Была осень 1974 года. Собралось несколько человек: Кристина, Володя Харченко, Володя Боровко (в просторечии Бен), Фима и я. Сбор происходил в комнате, которую снимал для себя Мельников, уехавший в эти дни на свою историческую родину в г. Иваново. Тему держал Бен. Большой, красивый, голубоглазый и кудрявый, он не выпускал из рук гитару и пел неплохо поставленным голосом песни собственного сочинения. Только потом я понял, что песни эти так себе, Бену явно не давала покоя слава Высоцкого, и он выдрючивался, как мог. Харченко слушал его, широко разинув рот. Сам Харченко был довольно неплохим художником, я познакомился с ним в Крыму, где он писал мой портрет. Кристина пребывала в состоянии вдохновения, так же не спуская глаз с Бена. Фима откровенно скучал и потягивал сухое вино из огромного бокала.
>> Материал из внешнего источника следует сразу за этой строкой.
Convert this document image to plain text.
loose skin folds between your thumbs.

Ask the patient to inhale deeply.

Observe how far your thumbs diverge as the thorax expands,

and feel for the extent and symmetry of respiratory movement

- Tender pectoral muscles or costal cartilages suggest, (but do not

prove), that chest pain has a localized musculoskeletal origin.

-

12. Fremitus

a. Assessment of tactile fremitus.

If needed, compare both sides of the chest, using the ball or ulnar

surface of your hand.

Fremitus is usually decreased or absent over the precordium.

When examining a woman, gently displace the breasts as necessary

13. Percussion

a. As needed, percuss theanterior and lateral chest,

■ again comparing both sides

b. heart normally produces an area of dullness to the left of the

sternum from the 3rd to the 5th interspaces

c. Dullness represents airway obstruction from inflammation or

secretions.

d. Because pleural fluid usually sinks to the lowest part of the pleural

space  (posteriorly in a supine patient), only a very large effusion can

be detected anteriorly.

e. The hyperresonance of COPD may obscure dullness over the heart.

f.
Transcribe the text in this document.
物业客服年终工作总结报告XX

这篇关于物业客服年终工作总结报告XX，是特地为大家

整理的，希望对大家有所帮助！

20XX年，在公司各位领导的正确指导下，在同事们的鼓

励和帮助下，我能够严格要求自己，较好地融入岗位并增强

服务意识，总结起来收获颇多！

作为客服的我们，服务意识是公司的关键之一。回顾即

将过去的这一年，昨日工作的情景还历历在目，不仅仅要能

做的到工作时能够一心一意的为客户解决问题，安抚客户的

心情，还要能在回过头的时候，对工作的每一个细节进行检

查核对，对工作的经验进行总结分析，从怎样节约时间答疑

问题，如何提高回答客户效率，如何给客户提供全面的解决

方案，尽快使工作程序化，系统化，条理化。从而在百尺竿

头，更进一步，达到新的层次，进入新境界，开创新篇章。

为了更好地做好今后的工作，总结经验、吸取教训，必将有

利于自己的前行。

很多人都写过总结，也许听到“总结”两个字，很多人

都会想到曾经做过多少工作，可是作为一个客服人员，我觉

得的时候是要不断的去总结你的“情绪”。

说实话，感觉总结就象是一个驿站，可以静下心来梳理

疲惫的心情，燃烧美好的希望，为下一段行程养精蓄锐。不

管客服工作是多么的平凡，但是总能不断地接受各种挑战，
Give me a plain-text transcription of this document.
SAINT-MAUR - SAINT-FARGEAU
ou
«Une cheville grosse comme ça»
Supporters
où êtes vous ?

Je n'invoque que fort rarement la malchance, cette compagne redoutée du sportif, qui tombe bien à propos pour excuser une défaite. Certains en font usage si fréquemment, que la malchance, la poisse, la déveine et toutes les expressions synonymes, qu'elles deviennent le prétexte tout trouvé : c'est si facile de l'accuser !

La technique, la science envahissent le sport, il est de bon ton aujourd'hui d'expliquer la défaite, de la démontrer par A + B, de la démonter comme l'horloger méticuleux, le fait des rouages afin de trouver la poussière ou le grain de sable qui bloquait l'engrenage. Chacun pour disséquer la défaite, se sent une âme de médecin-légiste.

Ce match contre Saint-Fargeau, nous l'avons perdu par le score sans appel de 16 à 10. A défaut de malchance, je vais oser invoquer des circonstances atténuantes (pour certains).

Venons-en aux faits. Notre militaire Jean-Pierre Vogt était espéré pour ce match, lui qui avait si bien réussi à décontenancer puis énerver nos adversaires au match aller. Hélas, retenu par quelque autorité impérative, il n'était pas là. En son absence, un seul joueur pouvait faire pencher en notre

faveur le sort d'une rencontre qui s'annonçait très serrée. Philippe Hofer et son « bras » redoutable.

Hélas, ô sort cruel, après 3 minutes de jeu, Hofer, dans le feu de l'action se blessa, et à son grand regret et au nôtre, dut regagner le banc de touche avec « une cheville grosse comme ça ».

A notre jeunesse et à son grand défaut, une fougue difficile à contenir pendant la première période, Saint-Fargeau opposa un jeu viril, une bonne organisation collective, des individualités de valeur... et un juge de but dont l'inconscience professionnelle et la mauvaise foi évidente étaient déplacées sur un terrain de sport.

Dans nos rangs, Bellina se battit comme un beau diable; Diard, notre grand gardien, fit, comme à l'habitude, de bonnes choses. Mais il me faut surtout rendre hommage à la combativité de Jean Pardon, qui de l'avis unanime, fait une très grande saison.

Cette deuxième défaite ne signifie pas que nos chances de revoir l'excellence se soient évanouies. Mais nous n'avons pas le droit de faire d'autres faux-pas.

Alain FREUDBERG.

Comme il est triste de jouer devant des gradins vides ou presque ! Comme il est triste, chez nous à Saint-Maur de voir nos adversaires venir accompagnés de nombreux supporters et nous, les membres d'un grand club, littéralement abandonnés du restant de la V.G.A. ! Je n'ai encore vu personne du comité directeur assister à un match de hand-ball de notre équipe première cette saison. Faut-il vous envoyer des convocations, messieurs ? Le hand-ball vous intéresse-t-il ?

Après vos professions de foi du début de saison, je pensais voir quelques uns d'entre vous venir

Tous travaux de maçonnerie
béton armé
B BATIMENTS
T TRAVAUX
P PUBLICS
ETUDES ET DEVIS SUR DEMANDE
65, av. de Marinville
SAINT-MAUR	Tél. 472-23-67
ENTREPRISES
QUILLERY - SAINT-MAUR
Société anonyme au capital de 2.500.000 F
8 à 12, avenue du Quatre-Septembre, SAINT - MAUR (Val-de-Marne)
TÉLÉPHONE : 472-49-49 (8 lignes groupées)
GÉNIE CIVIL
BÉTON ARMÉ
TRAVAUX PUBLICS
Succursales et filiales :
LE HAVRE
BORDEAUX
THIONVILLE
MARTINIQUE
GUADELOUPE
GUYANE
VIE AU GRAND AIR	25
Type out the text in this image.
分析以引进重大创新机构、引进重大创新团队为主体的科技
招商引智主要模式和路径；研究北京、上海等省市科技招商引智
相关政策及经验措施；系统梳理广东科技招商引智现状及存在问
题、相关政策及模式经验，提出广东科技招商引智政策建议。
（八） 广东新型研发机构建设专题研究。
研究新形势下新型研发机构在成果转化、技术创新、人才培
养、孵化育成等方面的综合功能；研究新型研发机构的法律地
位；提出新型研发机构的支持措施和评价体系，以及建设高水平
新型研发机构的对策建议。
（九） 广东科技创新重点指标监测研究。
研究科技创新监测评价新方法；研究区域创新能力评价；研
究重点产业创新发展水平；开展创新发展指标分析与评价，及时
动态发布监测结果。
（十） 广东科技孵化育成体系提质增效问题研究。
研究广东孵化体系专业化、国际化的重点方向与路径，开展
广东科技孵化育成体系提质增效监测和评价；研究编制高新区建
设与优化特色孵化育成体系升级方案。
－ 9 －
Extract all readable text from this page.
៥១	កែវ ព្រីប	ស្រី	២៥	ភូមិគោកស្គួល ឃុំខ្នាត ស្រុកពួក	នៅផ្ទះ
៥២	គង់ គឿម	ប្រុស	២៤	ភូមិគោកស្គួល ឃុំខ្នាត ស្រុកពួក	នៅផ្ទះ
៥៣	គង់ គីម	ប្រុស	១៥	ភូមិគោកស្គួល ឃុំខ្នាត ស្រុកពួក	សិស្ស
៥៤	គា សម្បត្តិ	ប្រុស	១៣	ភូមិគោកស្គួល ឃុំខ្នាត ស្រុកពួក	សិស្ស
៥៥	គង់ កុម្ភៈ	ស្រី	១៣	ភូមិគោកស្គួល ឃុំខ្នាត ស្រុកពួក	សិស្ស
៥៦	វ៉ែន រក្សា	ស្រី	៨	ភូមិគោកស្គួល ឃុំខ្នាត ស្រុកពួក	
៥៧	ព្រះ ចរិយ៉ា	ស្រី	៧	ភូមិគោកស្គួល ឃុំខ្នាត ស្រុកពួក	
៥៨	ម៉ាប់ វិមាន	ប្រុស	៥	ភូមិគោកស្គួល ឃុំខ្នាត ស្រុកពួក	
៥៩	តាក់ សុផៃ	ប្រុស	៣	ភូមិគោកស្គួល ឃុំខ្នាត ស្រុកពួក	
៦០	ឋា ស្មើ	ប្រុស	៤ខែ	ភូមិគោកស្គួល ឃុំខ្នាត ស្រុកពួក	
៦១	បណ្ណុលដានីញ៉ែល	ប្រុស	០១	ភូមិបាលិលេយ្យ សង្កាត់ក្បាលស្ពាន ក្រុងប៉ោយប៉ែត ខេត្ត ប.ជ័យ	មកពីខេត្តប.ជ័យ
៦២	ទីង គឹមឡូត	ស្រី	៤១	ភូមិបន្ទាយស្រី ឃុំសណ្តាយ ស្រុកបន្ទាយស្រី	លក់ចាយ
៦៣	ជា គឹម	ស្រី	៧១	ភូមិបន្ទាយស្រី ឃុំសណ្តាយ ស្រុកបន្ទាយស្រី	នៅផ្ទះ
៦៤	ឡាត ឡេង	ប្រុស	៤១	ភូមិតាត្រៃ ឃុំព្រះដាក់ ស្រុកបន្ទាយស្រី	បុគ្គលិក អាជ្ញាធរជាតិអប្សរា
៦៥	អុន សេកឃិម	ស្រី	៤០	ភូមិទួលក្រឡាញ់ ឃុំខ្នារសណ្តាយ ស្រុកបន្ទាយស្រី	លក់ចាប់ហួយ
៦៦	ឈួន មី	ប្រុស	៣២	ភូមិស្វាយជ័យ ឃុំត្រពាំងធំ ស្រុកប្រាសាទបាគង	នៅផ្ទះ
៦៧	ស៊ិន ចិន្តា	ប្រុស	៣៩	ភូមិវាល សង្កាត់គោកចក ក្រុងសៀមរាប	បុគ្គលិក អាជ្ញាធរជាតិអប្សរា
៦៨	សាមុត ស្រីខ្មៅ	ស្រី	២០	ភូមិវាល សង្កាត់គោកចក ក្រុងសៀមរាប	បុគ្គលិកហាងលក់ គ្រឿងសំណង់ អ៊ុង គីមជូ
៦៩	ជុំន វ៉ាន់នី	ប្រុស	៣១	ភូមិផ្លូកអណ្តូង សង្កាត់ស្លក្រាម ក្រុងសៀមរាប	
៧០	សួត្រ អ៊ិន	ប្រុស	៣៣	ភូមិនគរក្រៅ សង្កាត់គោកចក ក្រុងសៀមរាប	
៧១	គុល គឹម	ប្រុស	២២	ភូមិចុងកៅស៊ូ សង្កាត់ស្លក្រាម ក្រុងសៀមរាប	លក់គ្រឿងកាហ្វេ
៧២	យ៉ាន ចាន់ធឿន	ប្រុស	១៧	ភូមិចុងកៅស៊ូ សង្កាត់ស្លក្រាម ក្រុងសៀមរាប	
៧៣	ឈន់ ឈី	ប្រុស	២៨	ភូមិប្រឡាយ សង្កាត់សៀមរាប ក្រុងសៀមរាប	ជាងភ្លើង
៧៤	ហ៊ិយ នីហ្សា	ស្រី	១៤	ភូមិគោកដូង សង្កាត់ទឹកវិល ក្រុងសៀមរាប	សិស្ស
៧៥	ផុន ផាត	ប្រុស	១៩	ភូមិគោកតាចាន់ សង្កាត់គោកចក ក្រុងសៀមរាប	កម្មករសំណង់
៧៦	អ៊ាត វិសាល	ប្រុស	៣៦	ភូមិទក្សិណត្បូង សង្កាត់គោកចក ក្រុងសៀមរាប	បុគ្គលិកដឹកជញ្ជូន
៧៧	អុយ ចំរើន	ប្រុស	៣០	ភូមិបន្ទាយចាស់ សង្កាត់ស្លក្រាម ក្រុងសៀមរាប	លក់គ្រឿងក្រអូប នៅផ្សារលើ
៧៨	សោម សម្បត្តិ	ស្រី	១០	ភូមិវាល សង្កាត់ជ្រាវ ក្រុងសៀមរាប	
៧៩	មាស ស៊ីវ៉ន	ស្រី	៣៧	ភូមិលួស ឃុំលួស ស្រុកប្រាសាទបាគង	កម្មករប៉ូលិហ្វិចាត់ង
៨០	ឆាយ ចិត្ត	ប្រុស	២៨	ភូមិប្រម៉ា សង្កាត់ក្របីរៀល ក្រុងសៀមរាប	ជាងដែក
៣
Когда Бен, наконец, устал и смолк, завязался незатейливый разговор про товарища Сталина. Кристина водрузила на голову Бенову шляпу и сияла глазами. Ближе к ночи все пошли гулять. В какой момент Бен с Кристиной исчезли и куда они направились – мне неизвестно. Помню только, что вернувшись обратно в Мельниковские апартаменты, я зарыдал громко и неудержимо. Харченко как мог старался меня успокоить. Фима положил мне руку на плечо и сказал:

– Володь, я понимаю, что все это очень больно. Ты просто первый раз столкнулся с реальностью.

Я кивнул, давясь слезами:

– А она… она вернется? – спросил я.

– А куда она денется, – сказал Фима. – Жизнь, как правило, скупа на возможности.

Я заснул лишь под утро, куда-то провалившись.

Весь следующий день Харченко бегал за вином, и домой я вернулся уже к вечеру. Часов в 11 набрал Кристинкин номер.

– Ну что? – спросила она.

– Где ты была?

– А это тебе очень важно знать?

– Да, – ответил я.

– В таком большом четырехэтажном доме, – сказала она, – называется общежитие.

– Зачем, зачем ты это сделала?

– Знаешь, Назаров, не приставай ко мне. У тебя своя жизнь, у меня своя.

И повесила трубку.

Через несколько дней я встретил Бена в студенческом общежитии на Стромынке. Мы сидели в комнате вдвоем.

– Володя, – начал я, – она ведь тебе не нужна. Ты женат. А она пропадет. Сделай же что-нибудь.

– Хорошо, – сказал Бен. Достал бутылку вермута. – Выпить хочешь?

И мы распили ее, эту бутылку.

Вечером я писал письмо Ане Орловой, жене Ивана, Мельниковского друга. Месяц назад я провожал эту Аню с маленьким сыном в аэропорт – она летела в Вильнюс. Жила она в одном из промышленных городов Украины, а в нашем институте училась заочно. Замужем за Иваном была три года. Так вот, я писал этой Ане письмо, в котором излагал все, что со мной случилось.